What is an underwriting overlay?
Fannie Mae, Freddie Mac, USDA, FHA, and VA have underwriting guidelines that all lenders must follow if the loan is going to be sold to, insured by, or guaranteed by them.
Lenders are allowed to add their own, more restrictive underwriting guidelines on top of these guidelines. These additional guidelines are called underwriting overlays.
Why do overlays matter?
The loan must be underwritten according to the most restrictive guidelines:
- If the loan is going to Fannie Mae and Fannie Mae has restrictive guidelines that must be met.
- However, if the individual lender has more restrictive guidelines than Fannie Mae, then the lender’s guidelines are the real guidelines.
Some Examples of Overlays
- Fannie Mae has a minimum credit score of 620, but the lender has a minimum score of 640. 640 is then the minimum score allowed!
- Fannie Mae allows a maximum debt-to-income (DTI) ratio of up to 50%, but if your lender has a maximum DTI of 45%. 45% is the maximum DTI allowed!

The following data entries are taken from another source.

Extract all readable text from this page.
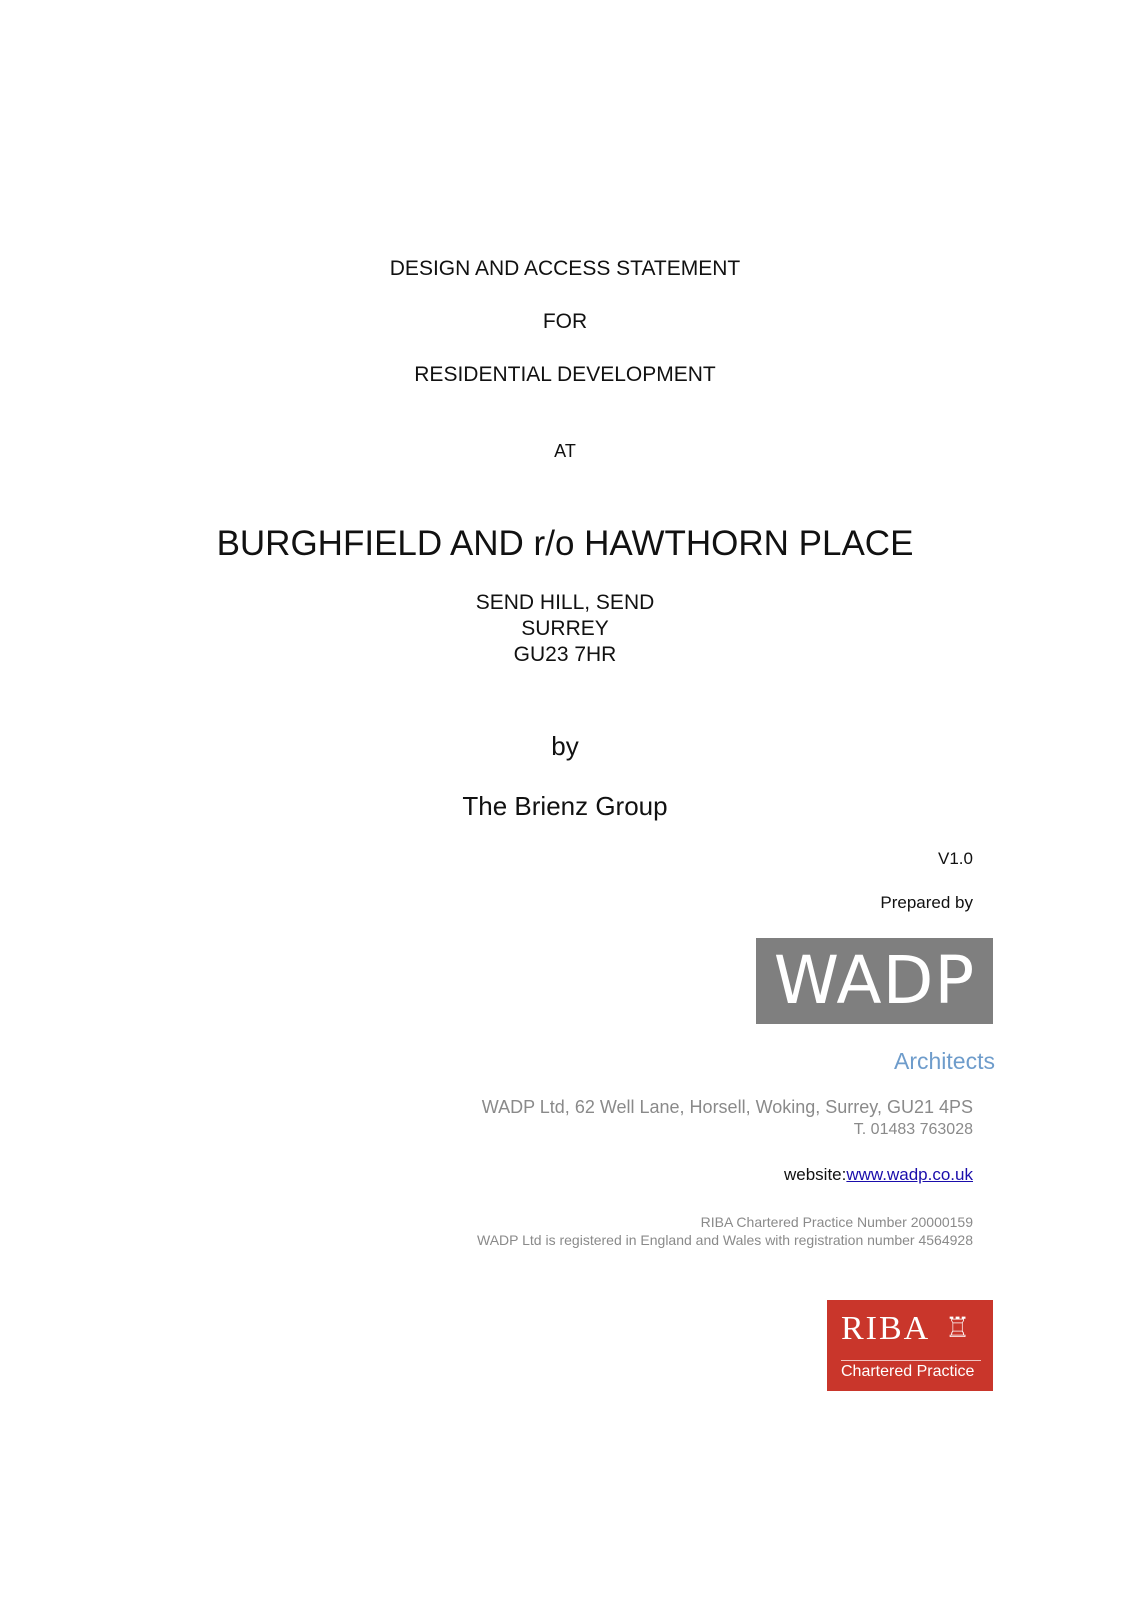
DESIGN AND ACCESS STATEMENT

FOR

RESIDENTIAL DEVELOPMENT

AT

BURGHFIELD AND r/o HAWTHORN PLACE
SEND HILL, SEND
SURREY
GU23 7HR

by

The Brienz Group

V1.0

Prepared by

WADP

Architects

WADP Ltd, 62 Well Lane, Horsell, Woking, Surrey, GU21 4PS

T. 01483 763028

website:www.wadp.co.uk

RIBA Chartered Practice Number 20000159

WADP Ltd is registered in England and Wales with registration number 4564928

RIBA ♖
Chartered Practice
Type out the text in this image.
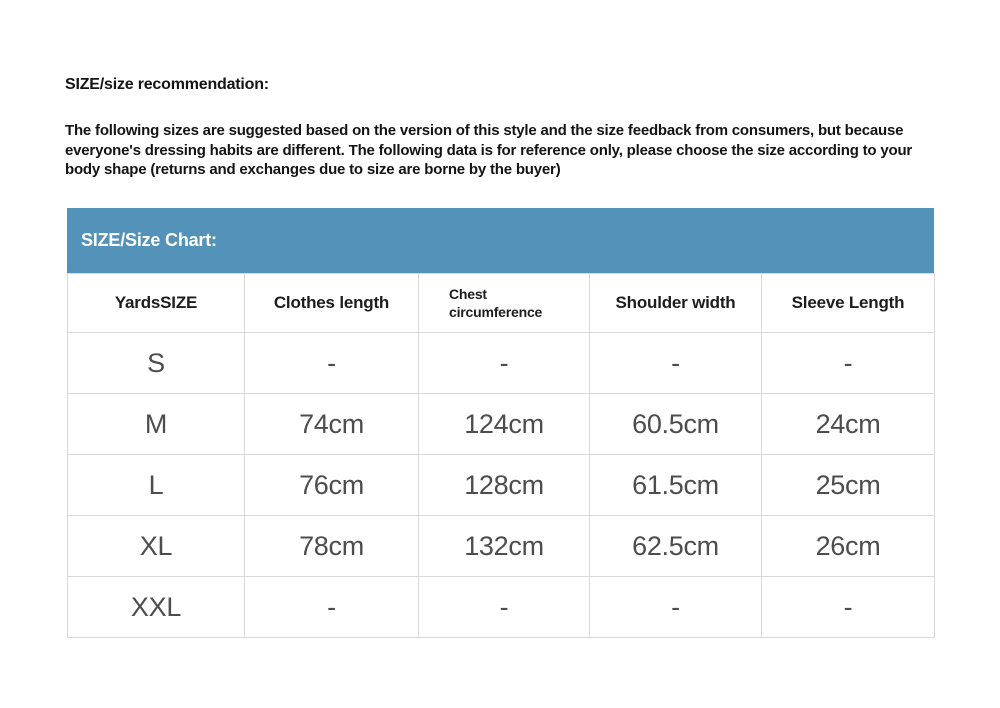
SIZE/size recommendation:
The following sizes are suggested based on the version of this style and the size feedback from consumers, but because everyone's dressing habits are different. The following data is for reference only, please choose the size according to your body shape (returns and exchanges due to size are borne by the buyer)
SIZE/Size Chart:
YardsSIZE	Clothes length	Chest circumference	Shoulder width	Sleeve Length
S	-	-	-	-
M	74cm	124cm	60.5cm	24cm
L	76cm	128cm	61.5cm	25cm
XL	78cm	132cm	62.5cm	26cm
XXL	-	-	-	-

What about mortgage insurance?
Private mortgage insurance companies have their own underwriting overlays.
- If the mortgage insurance overlays are more restrictive, then they are the real guidelines.
- Mortgage insurance guidelines are almost ALWAYS more restrictive than the lender’s or Fannie Mae’s.
- FHA and USDA loans do not have mortgage insurance overlays.